My immediate response was dejection, the feeling that I had failed. Thank heavens I had just posted a blog on that very topic. But it didn’t stop the feeling.
And this is one lesson that I didn’t share in my last post, I guess because I hadn’t learned it enough times. That lesson is, “Don’t be surprised if you feel like a failure when a plan doesn’t go right.”

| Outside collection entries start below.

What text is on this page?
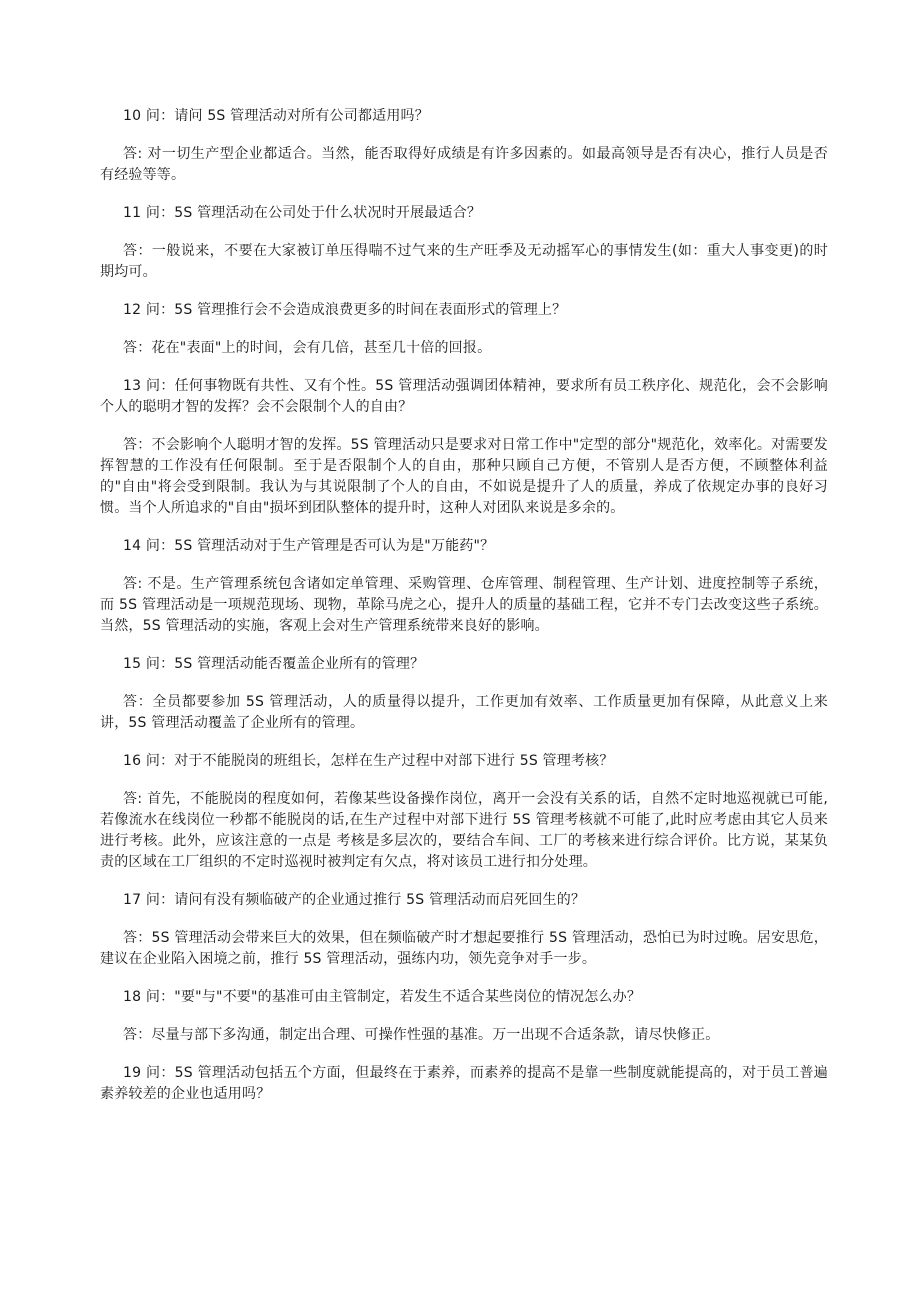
10 问：请问 5S 管理活动对所有公司都适用吗？

答: 对一切生产型企业都适合。当然，能否取得好成绩是有许多因素的。如最高领导是否有决心，推行人员是否有经验等等。

11 问：5S 管理活动在公司处于什么状况时开展最适合？

答：一般说来，不要在大家被订单压得喘不过气来的生产旺季及无动摇军心的事情发生(如：重大人事变更)的时期均可。

12 问：5S 管理推行会不会造成浪费更多的时间在表面形式的管理上？

答：花在"表面"上的时间，会有几倍，甚至几十倍的回报。

13 问：任何事物既有共性、又有个性。5S 管理活动强调团体精神，要求所有员工秩序化、规范化，会不会影响个人的聪明才智的发挥？会不会限制个人的自由？

答：不会影响个人聪明才智的发挥。5S 管理活动只是要求对日常工作中"定型的部分"规范化，效率化。对需要发挥智慧的工作没有任何限制。至于是否限制个人的自由，那种只顾自己方便，不管别人是否方便，不顾整体利益的"自由"将会受到限制。我认为与其说限制了个人的自由，不如说是提升了人的质量，养成了依规定办事的良好习惯。当个人所追求的"自由"损坏到团队整体的提升时，这种人对团队来说是多余的。

14 问：5S 管理活动对于生产管理是否可认为是"万能药"？

答: 不是。生产管理系统包含诸如定单管理、采购管理、仓库管理、制程管理、生产计划、进度控制等子系统，而 5S 管理活动是一项规范现场、现物，革除马虎之心，提升人的质量的基础工程，它并不专门去改变这些子系统。当然，5S 管理活动的实施，客观上会对生产管理系统带来良好的影响。

15 问：5S 管理活动能否覆盖企业所有的管理？

答：全员都要参加 5S 管理活动，人的质量得以提升，工作更加有效率、工作质量更加有保障，从此意义上来讲，5S 管理活动覆盖了企业所有的管理。

16 问：对于不能脱岗的班组长，怎样在生产过程中对部下进行 5S 管理考核？

答: 首先，不能脱岗的程度如何，若像某些设备操作岗位，离开一会没有关系的话，自然不定时地巡视就已可能,若像流水在线岗位一秒都不能脱岗的话,在生产过程中对部下进行 5S 管理考核就不可能了,此时应考虑由其它人员来进行考核。此外，应该注意的一点是 考核是多层次的，要结合车间、工厂的考核来进行综合评价。比方说，某某负责的区域在工厂组织的不定时巡视时被判定有欠点，将对该员工进行扣分处理。

17 问：请问有没有频临破产的企业通过推行 5S 管理活动而启死回生的？

答：5S 管理活动会带来巨大的效果，但在频临破产时才想起要推行 5S 管理活动，恐怕已为时过晚。居安思危，建议在企业陷入困境之前，推行 5S 管理活动，强练内功，领先竞争对手一步。

18 问："要"与"不要"的基准可由主管制定，若发生不适合某些岗位的情况怎么办？

答：尽量与部下多沟通，制定出合理、可操作性强的基准。万一出现不合适条款，请尽快修正。

19 问：5S 管理活动包括五个方面，但最终在于素养，而素养的提高不是靠一些制度就能提高的，对于员工普遍素养较差的企业也适用吗？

And accept it. Don’t accept you are a failure; accept that you feel like a failure. I don’t know if there is much you can do to not have those feelings, other than meditating two hours a day and frequenting a really good psychotherapist. Give it a couple of minutes, maybe even stew about how obviously the editor was threatened by my amazing writing skills and was afraid I would steal all his readers. And then move on. Look for the lessons in the circumstances; look for the good.
In my case, I don’t really have a lesson (except that lessons are all around us) but I did get one heck of a benefit out of the circumstance. I now have a heart warming essay that describes the model for self motivation. And, I just happened to be reading a great book, PresentationZen, by Garr Reynolds, which is about making slide presentations in which the slides reinforce, rather than repeat the words. His thesis is that the slides are there to add an emotional element to the spoken words.
I realized that the guest blog I wrote will be the text for a great presentation made in this style. Had I been “accepted” as a guest blogger, I never would have looked for another purpose for the essay; instead I would have been celebrating and missed a great opportunity.
As Ken Christian says in Your Own Worst Enemy: Breaking the Habit of Adult Underachievement, “Those who do not milk failure for what they can learn from it squander a major opportunity.”
I milked my failure, and am reading PresenationZen with renewed vigor, because I now have a place in which I can apply the knowledge I am learning. I think it’s going to be a wonderful presentation.